Communications on a
National Project
Next-Wave Publishing, Part 3: Revolution in Context –
Seybold Publications Vol 3, Number 23
Posted for Scholarly Review Only
3/12/2004 2:40 PM
Sandy,
Thanks for sharing John Sowa's
comments. (feel free to post this response as well...)
John Sowa seems to imply that any
semantic-form endeavor really boils down to nothing-but-language (hence, his
references to Russell and Wittgenstein and logical positivists -- heck, why not
throw in Godel as well), and that language only gets to precision when it's
"legislated" so.
Philosophical issues are always
worth chewing on. But that last point about agreeing to agree as the basis for
precision is an interesting one. For Sowa, I believe, achieving a rigorous
synthesis and fundamental shared agreement about knowledge representation is
the path forward.
Here, it seems to me that Sowa and
Ballard both agree that something like the Peirce-Sowa-Ballard synthesis should
be (universally) adopted to help anchor ontology endeavors and facilitate their
integration.
Given this framework as the point
of convergence, where's the beef?
From Sowa's perspective, Ballard is doing what John said was possible --
starting from a mutually agreed framework (namely, Sowa's).
Ballard, meanwhile, is applying
this framework and taking the next step to prove empirically the merits of
semantic-form knowledge representation and declarative computing through
engineering rather than philosophical dialectic. In 2-3 years, we'll have the
evidence. I suspect they'll both be happy.
Given "community agreement on
context" (for example process semantics, XML-based standards, etc.), Sandy
Klausner's work demonstrates great promise for unifying the IT process paradigm
all the way down to the hardware, and out across the swarms of network devices
and services. It deserves serious attention. Indeed, I'd be curious what John
Sowa would think about the CoreTalk context computing environment.

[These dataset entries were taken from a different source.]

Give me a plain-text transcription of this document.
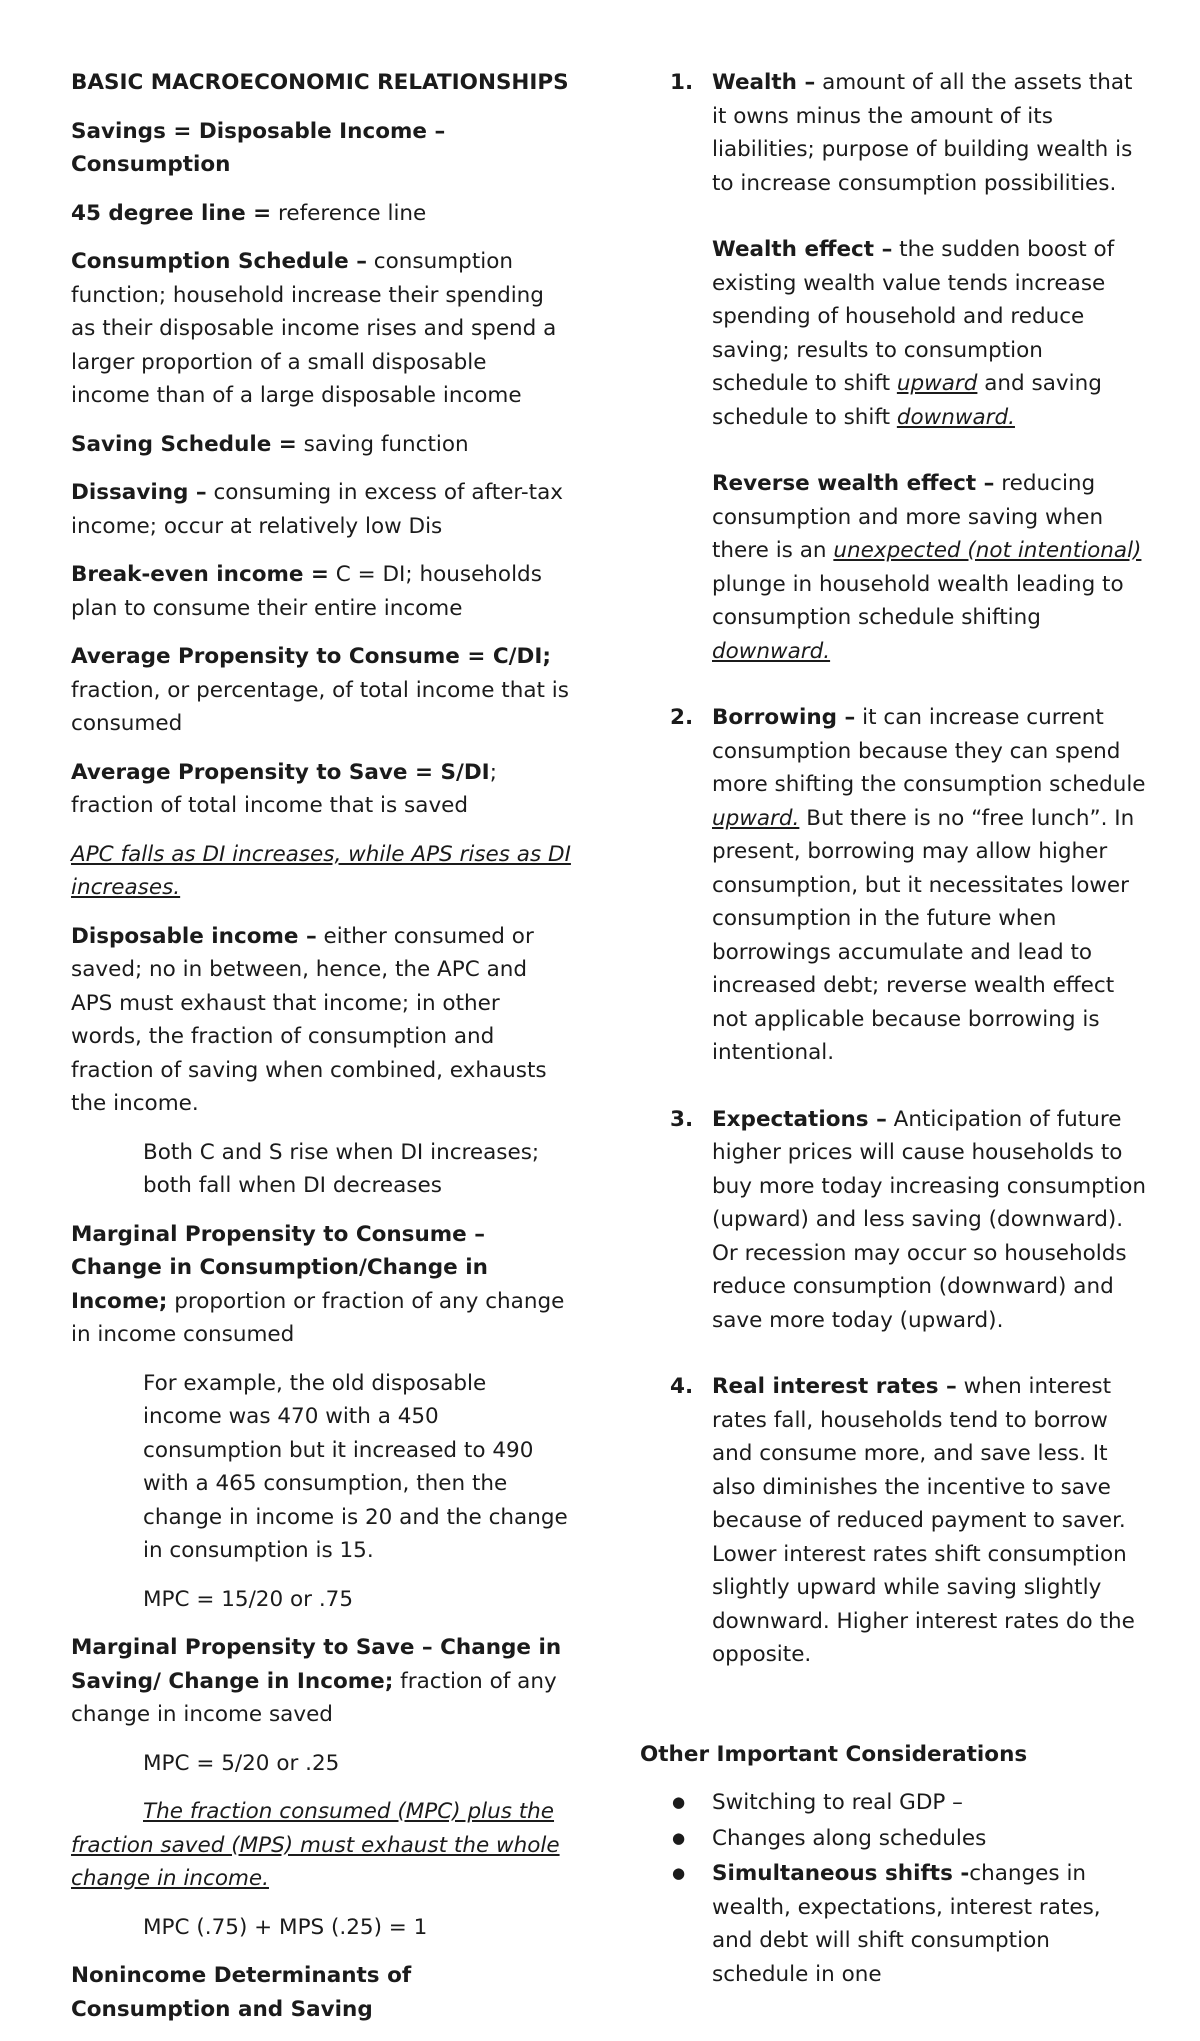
BASIC MACROECONOMIC RELATIONSHIPS

Savings = Disposable Income – Consumption

45 degree line = reference line

Consumption Schedule – consumption function; household increase their spending as their disposable income rises and spend a larger proportion of a small disposable income than of a large disposable income

Saving Schedule = saving function

Dissaving – consuming in excess of after-tax income; occur at relatively low Dis

Break-even income = C = DI; households plan to consume their entire income

Average Propensity to Consume = C/DI; fraction, or percentage, of total income that is consumed

Average Propensity to Save = S/DI; fraction of total income that is saved

APC falls as DI increases, while APS rises as DI increases.

Disposable income – either consumed or saved; no in between, hence, the APC and APS must exhaust that income; in other words, the fraction of consumption and fraction of saving when combined, exhausts the income.

Both C and S rise when DI increases; both fall when DI decreases

Marginal Propensity to Consume – Change in Consumption/Change in Income; proportion or fraction of any change in income consumed

For example, the old disposable income was 470 with a 450 consumption but it increased to 490 with a 465 consumption, then the change in income is 20 and the change in consumption is 15.

MPC = 15/20 or .75

Marginal Propensity to Save – Change in Saving/ Change in Income; fraction of any change in income saved

MPC = 5/20 or .25

The fraction consumed (MPC) plus the fraction saved (MPS) must exhaust the whole change in income.

MPC (.75) + MPS (.25) = 1

Nonincome Determinants of Consumption and Saving

1. Wealth – amount of all the assets that it owns minus the amount of its liabilities; purpose of building wealth is to increase consumption possibilities.
Wealth effect – the sudden boost of existing wealth value tends increase spending of household and reduce saving; results to consumption schedule to shift upward and saving schedule to shift downward.
Reverse wealth effect – reducing consumption and more saving when there is an unexpected (not intentional) plunge in household wealth leading to consumption schedule shifting downward.
2. Borrowing – it can increase current consumption because they can spend more shifting the consumption schedule upward. But there is no “free lunch”. In present, borrowing may allow higher consumption, but it necessitates lower consumption in the future when borrowings accumulate and lead to increased debt; reverse wealth effect not applicable because borrowing is intentional.
3. Expectations – Anticipation of future higher prices will cause households to buy more today increasing consumption (upward) and less saving (downward). Or recession may occur so households reduce consumption (downward) and save more today (upward).
4. Real interest rates – when interest rates fall, households tend to borrow and consume more, and save less. It also diminishes the incentive to save because of reduced payment to saver. Lower interest rates shift consumption slightly upward while saving slightly downward. Higher interest rates do the opposite.

Other Important Considerations

● Switching to real GDP –
● Changes along schedules
● Simultaneous shifts -changes in wealth, expectations, interest rates, and debt will shift consumption schedule in one
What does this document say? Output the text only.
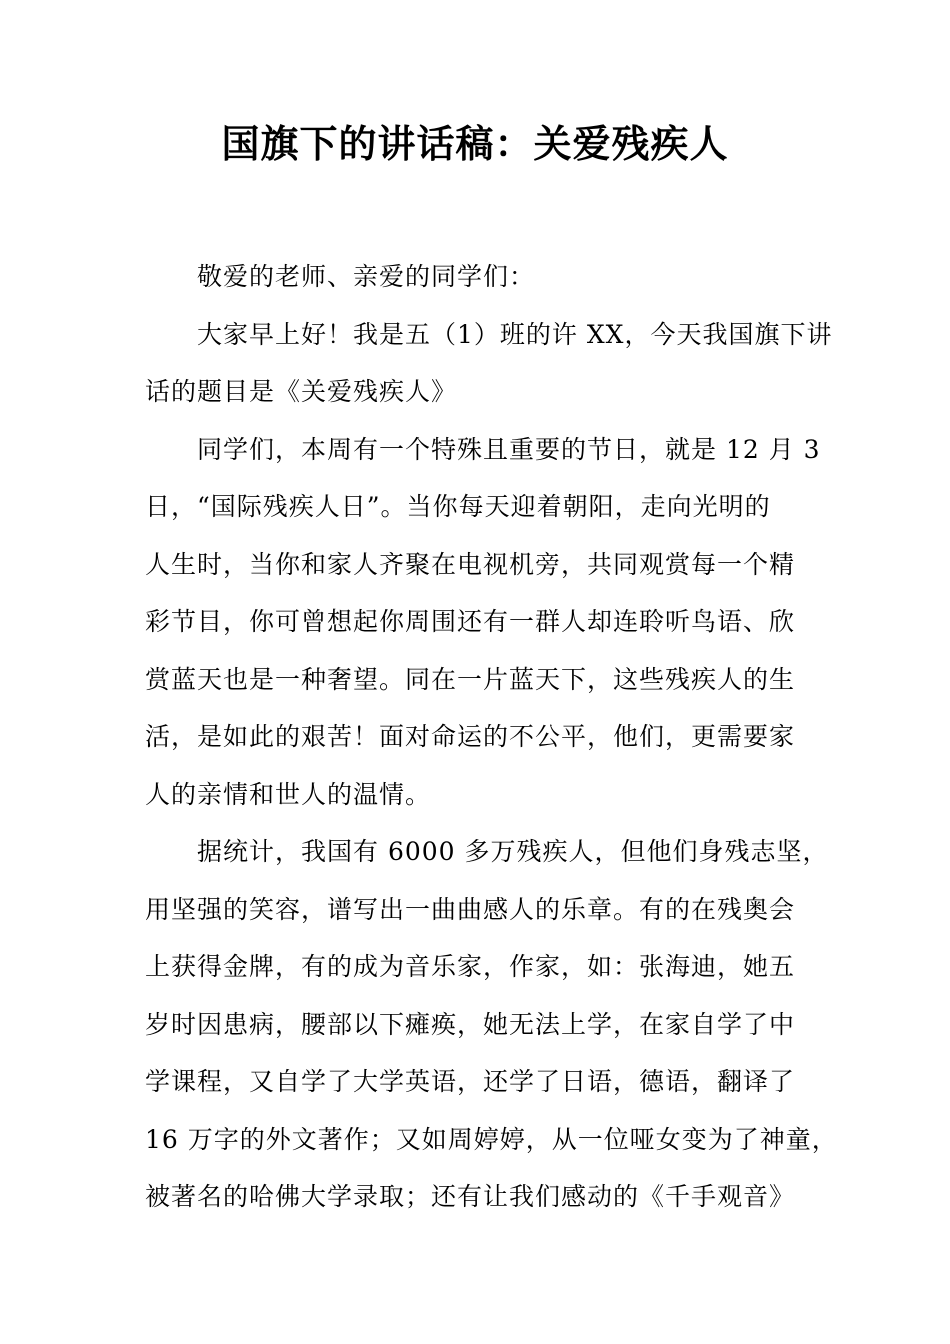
国旗下的讲话稿：关爱残疾人

敬爱的老师、亲爱的同学们：

大家早上好！我是五（1）班的许 XX，今天我国旗下讲

话的题目是《关爱残疾人》

同学们，本周有一个特殊且重要的节日，就是 12 月 3

日，“国际残疾人日”。当你每天迎着朝阳，走向光明的

人生时，当你和家人齐聚在电视机旁，共同观赏每一个精

彩节目，你可曾想起你周围还有一群人却连聆听鸟语、欣

赏蓝天也是一种奢望。同在一片蓝天下，这些残疾人的生

活，是如此的艰苦！面对命运的不公平，他们，更需要家

人的亲情和世人的温情。

据统计，我国有 6000 多万残疾人，但他们身残志坚，

用坚强的笑容，谱写出一曲曲感人的乐章。有的在残奥会

上获得金牌，有的成为音乐家，作家，如：张海迪，她五

岁时因患病，腰部以下瘫痪，她无法上学，在家自学了中

学课程，又自学了大学英语，还学了日语，德语，翻译了

16 万字的外文著作；又如周婷婷，从一位哑女变为了神童，

被著名的哈佛大学录取；还有让我们感动的《千手观音》
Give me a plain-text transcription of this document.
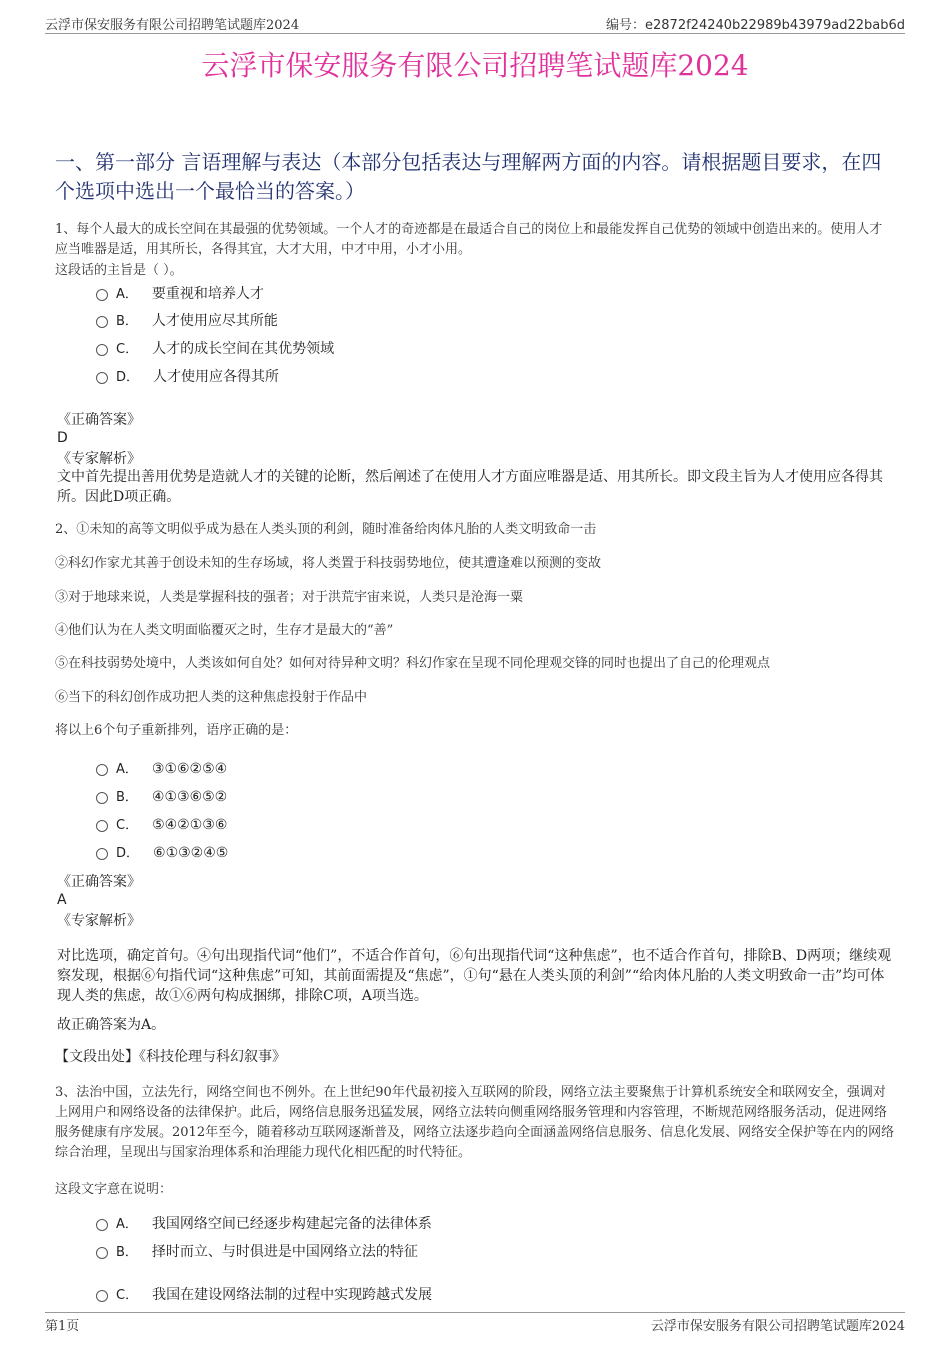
云浮市保安服务有限公司招聘笔试题库2024	编号：e2872f24240b22989b43979ad22bab6d
云浮市保安服务有限公司招聘笔试题库2024
一、第一部分 言语理解与表达（本部分包括表达与理解两方面的内容。请根据题目要求，在四个选项中选出一个最恰当的答案。）
1、每个人最大的成长空间在其最强的优势领域。一个人才的奇迹都是在最适合自己的岗位上和最能发挥自己优势的领域中创造出来的。使用人才应当唯器是适，用其所长，各得其宜，大才大用，中才中用，小才小用。
这段话的主旨是（ ）。
A． 要重视和培养人才
B． 人才使用应尽其所能
C． 人才的成长空间在其优势领域
D． 人才使用应各得其所
《正确答案》
D
《专家解析》
文中首先提出善用优势是造就人才的关键的论断，然后阐述了在使用人才方面应唯器是适、用其所长。即文段主旨为人才使用应各得其所。因此D项正确。
2、①未知的高等文明似乎成为悬在人类头顶的利剑，随时准备给肉体凡胎的人类文明致命一击
②科幻作家尤其善于创设未知的生存场域，将人类置于科技弱势地位，使其遭逢难以预测的变故
③对于地球来说，人类是掌握科技的强者；对于洪荒宇宙来说，人类只是沧海一粟
④他们认为在人类文明面临覆灭之时，生存才是最大的“善”
⑤在科技弱势处境中，人类该如何自处？如何对待异种文明？科幻作家在呈现不同伦理观交锋的同时也提出了自己的伦理观点
⑥当下的科幻创作成功把人类的这种焦虑投射于作品中
将以上6个句子重新排列，语序正确的是：
A． ③①⑥②⑤④
B． ④①③⑥⑤②
C． ⑤④②①③⑥
D． ⑥①③②④⑤
《正确答案》
A
《专家解析》
对比选项，确定首句。④句出现指代词“他们”，不适合作首句，⑥句出现指代词“这种焦虑”，也不适合作首句，排除B、D两项；继续观察发现，根据⑥句指代词“这种焦虑”可知，其前面需提及“焦虑”，①句“悬在人类头顶的利剑”“给肉体凡胎的人类文明致命一击”均可体现人类的焦虑，故①⑥两句构成捆绑，排除C项，A项当选。
故正确答案为A。
【文段出处】《科技伦理与科幻叙事》
3、法治中国，立法先行，网络空间也不例外。在上世纪90年代最初接入互联网的阶段，网络立法主要聚焦于计算机系统安全和联网安全，强调对上网用户和网络设备的法律保护。此后，网络信息服务迅猛发展，网络立法转向侧重网络服务管理和内容管理，不断规范网络服务活动，促进网络服务健康有序发展。2012年至今，随着移动互联网逐渐普及，网络立法逐步趋向全面涵盖网络信息服务、信息化发展、网络安全保护等在内的网络综合治理，呈现出与国家治理体系和治理能力现代化相匹配的时代特征。
这段文字意在说明：
A． 我国网络空间已经逐步构建起完备的法律体系
B． 择时而立、与时俱进是中国网络立法的特征
C． 我国在建设网络法制的过程中实现跨越式发展
第1页	云浮市保安服务有限公司招聘笔试题库2024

As you know, my goal writing the
Seybold series has been to help push semantic technologies towards the
mainstream and from there to stimulate growth of knowledge industries. To this
end, all criticism is helpful. Thank John for me. It's refreshing to be called
"starry-eyed" and taken to task for possibly uttering
"logical" or "linguistic" impossibilities. It is part of
the semantic revolution. We have much to learn from each other.